思わず怪訝な顔をして見ると、彼は眉を下げて困った様に笑っていて、その顔に思わずどきりとする。そして慌てて首を横に振った。いやいやいくらなんでも失恋したばかりで流石に早すぎるだろう。いやでも、この黒髪の男の子も相当整った顔立ちをしているから少しくらいドキドキしても仕方ない、と思う。うん、私は悪くない。


「あんたさ、男運ないって言われない?」
「…え?」


今度は黒髪の女の子に声をかけられて視線を向けると呆れた顔をしている彼女とバッチリ目が合った。この子も相当な美人さんだ。改めて4人の顔面偏差値の高さに驚きを隠せない。もう芸能人と言われた方が納得がいくレベルだ。

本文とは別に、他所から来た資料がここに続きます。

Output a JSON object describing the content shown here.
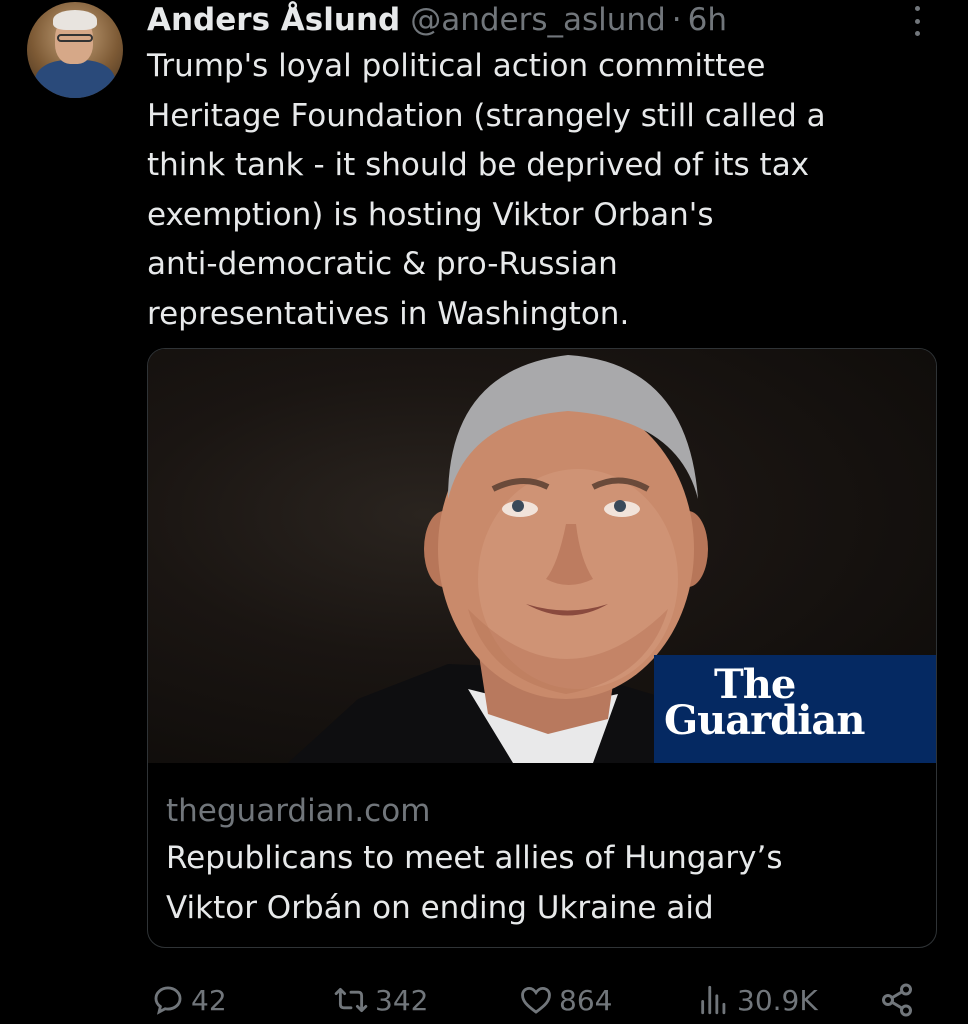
{
  "author": {
    "display_name": "Anders Åslund",
    "handle": "@anders_aslund",
    "separator": "·",
    "time": "6h"
  },
  "tweet": {
    "text": "Trump's loyal political action committee\nHeritage Foundation (strangely still called a\nthink tank - it should be deprived of its tax\nexemption) is hosting Viktor Orban's\nanti-democratic & pro-Russian\nrepresentatives in Washington."
  },
  "card": {
    "logo_line1": "The",
    "logo_line2": "Guardian",
    "domain": "theguardian.com",
    "title": "Republicans to meet allies of Hungary’s\nViktor Orbán on ending Ukraine aid"
  },
  "actions": {
    "replies": "42",
    "retweets": "342",
    "likes": "864",
    "views": "30.9K"
  },
  "colors": {
    "background": "#000000",
    "text": "#e7e9ea",
    "secondary": "#71767b",
    "guardian_blue": "#052962"
  },
  "icons": {
    "reply": "reply-bubble-icon",
    "retweet": "retweet-arrows-icon",
    "like": "heart-icon",
    "views": "bar-chart-icon",
    "share": "share-icon",
    "more": "more-vertical-icon"
  }
}
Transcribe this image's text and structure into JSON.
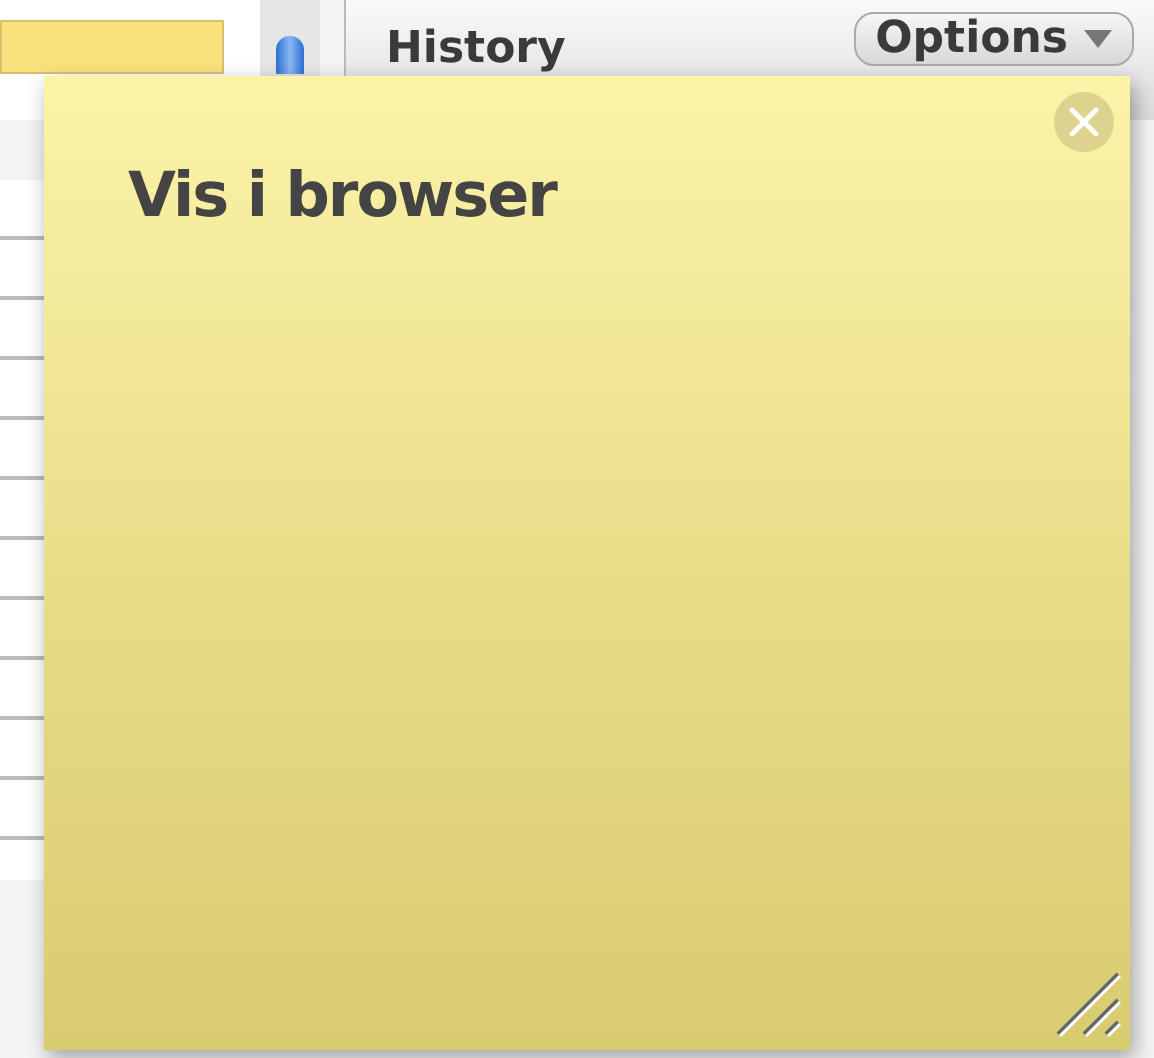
{
  "background": {
    "history_label": "History",
    "options_button": "Options"
  },
  "note": {
    "text": "Vis i browser"
  }
}
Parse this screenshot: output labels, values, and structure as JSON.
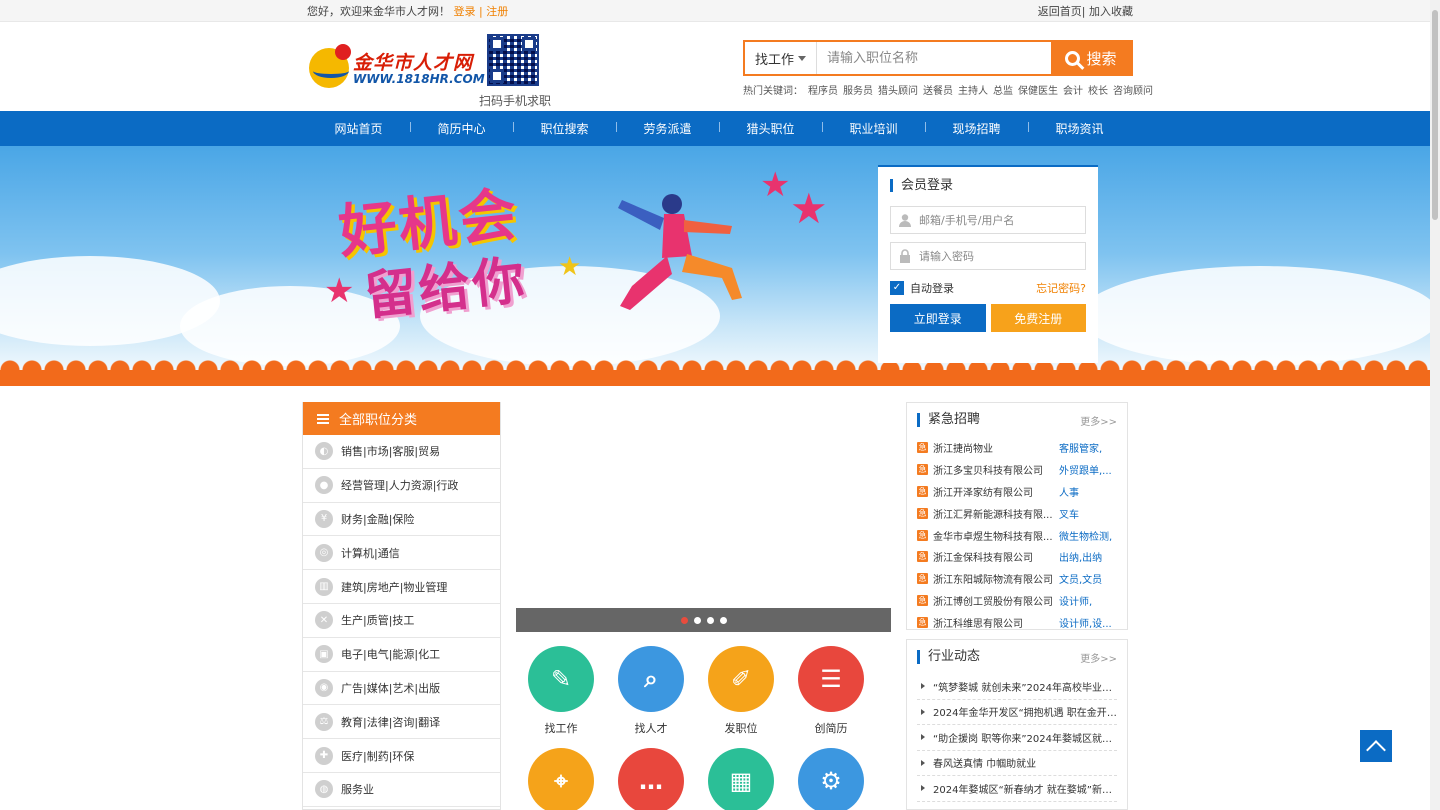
{
  "topbar": {
    "welcome": "您好，欢迎来金华市人才网！",
    "login": "登录",
    "sep": "|",
    "register": "注册",
    "home": "返回首页|",
    "favorite": "加入收藏"
  },
  "logo": {
    "name": "金华市人才网",
    "url": "WWW.1818HR.COM"
  },
  "qr": {
    "caption": "扫码手机求职"
  },
  "search": {
    "type": "找工作",
    "placeholder": "请输入职位名称",
    "button": "搜索"
  },
  "hotwords": {
    "label": "热门关键词：",
    "items": [
      "程序员",
      "服务员",
      "猎头顾问",
      "送餐员",
      "主持人",
      "总监",
      "保健医生",
      "会计",
      "校长",
      "咨询顾问"
    ]
  },
  "nav": [
    "网站首页",
    "简历中心",
    "职位搜索",
    "劳务派遣",
    "猎头职位",
    "职业培训",
    "现场招聘",
    "职场资讯"
  ],
  "banner": {
    "line1": "好机会",
    "line2": "留给你"
  },
  "login": {
    "title": "会员登录",
    "user_placeholder": "邮箱/手机号/用户名",
    "pass_placeholder": "请输入密码",
    "auto": "自动登录",
    "forgot": "忘记密码?",
    "login_btn": "立即登录",
    "register_btn": "免费注册"
  },
  "categories": {
    "title": "全部职位分类",
    "items": [
      "销售|市场|客服|贸易",
      "经营管理|人力资源|行政",
      "财务|金融|保险",
      "计算机|通信",
      "建筑|房地产|物业管理",
      "生产|质管|技工",
      "电子|电气|能源|化工",
      "广告|媒体|艺术|出版",
      "教育|法律|咨询|翻译",
      "医疗|制药|环保",
      "服务业"
    ]
  },
  "quick": [
    {
      "label": "找工作",
      "color": "#2bbf97"
    },
    {
      "label": "找人才",
      "color": "#3c97e0"
    },
    {
      "label": "发职位",
      "color": "#f5a31a"
    },
    {
      "label": "创简历",
      "color": "#e8473d"
    },
    {
      "label": "",
      "color": "#f5a31a"
    },
    {
      "label": "",
      "color": "#e8473d"
    },
    {
      "label": "",
      "color": "#2bbf97"
    },
    {
      "label": "",
      "color": "#3c97e0"
    }
  ],
  "urgent": {
    "title": "紧急招聘",
    "more": "更多>>",
    "items": [
      {
        "company": "浙江捷尚物业",
        "job": "客服管家,"
      },
      {
        "company": "浙江多宝贝科技有限公司",
        "job": "外贸跟单,..."
      },
      {
        "company": "浙江开泽家纺有限公司",
        "job": "人事"
      },
      {
        "company": "浙江汇昇新能源科技有限...",
        "job": "叉车"
      },
      {
        "company": "金华市卓煜生物科技有限...",
        "job": "微生物检测,"
      },
      {
        "company": "浙江金保科技有限公司",
        "job": "出纳,出纳"
      },
      {
        "company": "浙江东阳城际物流有限公司",
        "job": "文员,文员"
      },
      {
        "company": "浙江博创工贸股份有限公司",
        "job": "设计师,"
      },
      {
        "company": "浙江科维思有限公司",
        "job": "设计师,设..."
      }
    ]
  },
  "news": {
    "title": "行业动态",
    "more": "更多>>",
    "items": [
      "“筑梦婺城 就创未来”2024年高校毕业生就...",
      "2024年金华开发区“拥抱机遇 职在金开”招...",
      "“助企援岗 职等你来”2024年婺城区就业专...",
      "春风送真情 巾帼助就业",
      "2024年婺城区“新春纳才 就在婺城”新春大..."
    ]
  }
}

「こんなクズ共よりあんたにはもっとまともな人間が合うと思うよ」
「…え?」
「待て硝子。まさか共って私も入っているのかい?」
「当たり前だろ、誰にでもいい顔しやがって。女タラシ」
「酷い言い様だな」
「まぁ、こういうクズ共にはさ、希…あの無駄に顔だけが良いあの女みたいなイかれた奴くらいしか相手にできないから。あんたにはもっとちゃんとした人がきっと現れるよ」


そう言って黒髪の女の子が頭をよしよし撫でてくれる。その優しさにさっき止まったはずの涙がまた溢れてきて、黒髪の男の子にもらったハンカチで目元を拭った。そうだよね。あんなクズ、とっとと忘れよう。あんなにかっこいい人にはもう二度と出会えないかもしれないけど、それでもちゃんと私だけを見て、めいいっぱい愛してくれる素敵な人と恋愛をして、それでこっちが恥ずかしくなるようなどろどろに甘い台詞をたくさん言ってもらうんだ。


私の存在なんてすっかり忘れて愛おしそうに金髪の女の子にキスをしている悟くんにあっかんべーをした。